Yes. Sean, thanks for the question. I think we're going to -- the way these collaborations work is, as we execute against the project that is recognized as revenue. So there will be some impact of that into our discovery revenue. The impact of that in 2025 is very modest. Over time, there will be milestones. And then in this program that we've added, there's also the opportunity for later-stage commercial milestones and royalties, but those are all further out in time.

Our next question comes from the line of Matt Hewitt from Craig-Hallum.

This is [ Tal ] on for Matt. So are you guys still seeing what you called it last quarter as level pegging with customers where some customers will increase spending and others will decrease, kind of just netting it all out?

Yes. It's very unusual for a customer to decrease spend, to be clear. We generally see increases of different amounts, but very, very, very rare for there to be a decrease.

And we have a 100% retention rate with customers greater than $0.5 million.

[Operator Instructions] Your next question comes from the line of Brendan Smith from TD Cowen.

Congrats on the quarter. I actually wanted to ask just a follow-up on the predictive tox conversation from earlier and really in the context of FDA's push on animal testing. And sorry if I missed it, but have you all been in touch with the agency at all about their proposed pilot study that they're looking to initiate? And just kind of comparing some of the computational modeling approaches with actual animal testing data. Just wondering if that's something you all could or would be involved with and maybe what kind of the potential timing for any of that might look like?

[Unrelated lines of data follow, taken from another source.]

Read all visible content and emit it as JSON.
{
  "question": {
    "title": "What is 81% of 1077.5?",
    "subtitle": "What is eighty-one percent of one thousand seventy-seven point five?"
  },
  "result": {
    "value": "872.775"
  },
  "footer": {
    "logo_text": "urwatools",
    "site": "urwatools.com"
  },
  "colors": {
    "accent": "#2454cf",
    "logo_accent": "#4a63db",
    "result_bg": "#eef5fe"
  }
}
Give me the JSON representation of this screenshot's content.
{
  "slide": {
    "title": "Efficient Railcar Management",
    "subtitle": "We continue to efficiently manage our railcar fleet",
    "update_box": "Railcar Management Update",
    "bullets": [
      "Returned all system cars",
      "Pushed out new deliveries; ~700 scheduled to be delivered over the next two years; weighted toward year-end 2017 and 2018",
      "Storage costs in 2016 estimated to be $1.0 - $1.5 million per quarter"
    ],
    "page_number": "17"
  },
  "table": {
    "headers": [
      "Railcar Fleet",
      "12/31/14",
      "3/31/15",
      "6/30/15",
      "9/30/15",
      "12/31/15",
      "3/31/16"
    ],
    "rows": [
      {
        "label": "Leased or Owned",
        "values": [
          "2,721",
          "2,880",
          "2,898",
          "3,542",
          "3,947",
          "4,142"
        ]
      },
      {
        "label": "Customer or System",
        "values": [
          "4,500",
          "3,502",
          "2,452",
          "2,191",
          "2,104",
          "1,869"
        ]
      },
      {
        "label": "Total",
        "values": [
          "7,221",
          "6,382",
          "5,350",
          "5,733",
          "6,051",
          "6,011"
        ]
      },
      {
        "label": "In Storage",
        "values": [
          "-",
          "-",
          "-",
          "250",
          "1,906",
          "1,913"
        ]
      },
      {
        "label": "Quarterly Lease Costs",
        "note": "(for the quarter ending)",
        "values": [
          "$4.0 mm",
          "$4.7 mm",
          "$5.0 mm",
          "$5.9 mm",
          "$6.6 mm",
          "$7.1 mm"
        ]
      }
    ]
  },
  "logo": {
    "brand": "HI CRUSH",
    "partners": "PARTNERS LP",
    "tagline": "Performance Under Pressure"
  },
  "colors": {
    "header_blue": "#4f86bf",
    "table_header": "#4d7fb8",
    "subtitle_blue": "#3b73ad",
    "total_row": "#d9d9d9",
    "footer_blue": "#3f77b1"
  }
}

Yes. The intention, of course, is to engage with the FDA at the appropriate time when the technology is in the state where we feel that's appropriate. And we have had, I would say, sort of informal discussions is probably the way to say it, right? And they're aware of the work that we're doing. But it's premature, of course, to talk about the FDA adopting the technology, obviously, until maybe after we get feedback from, for example, from beta testers.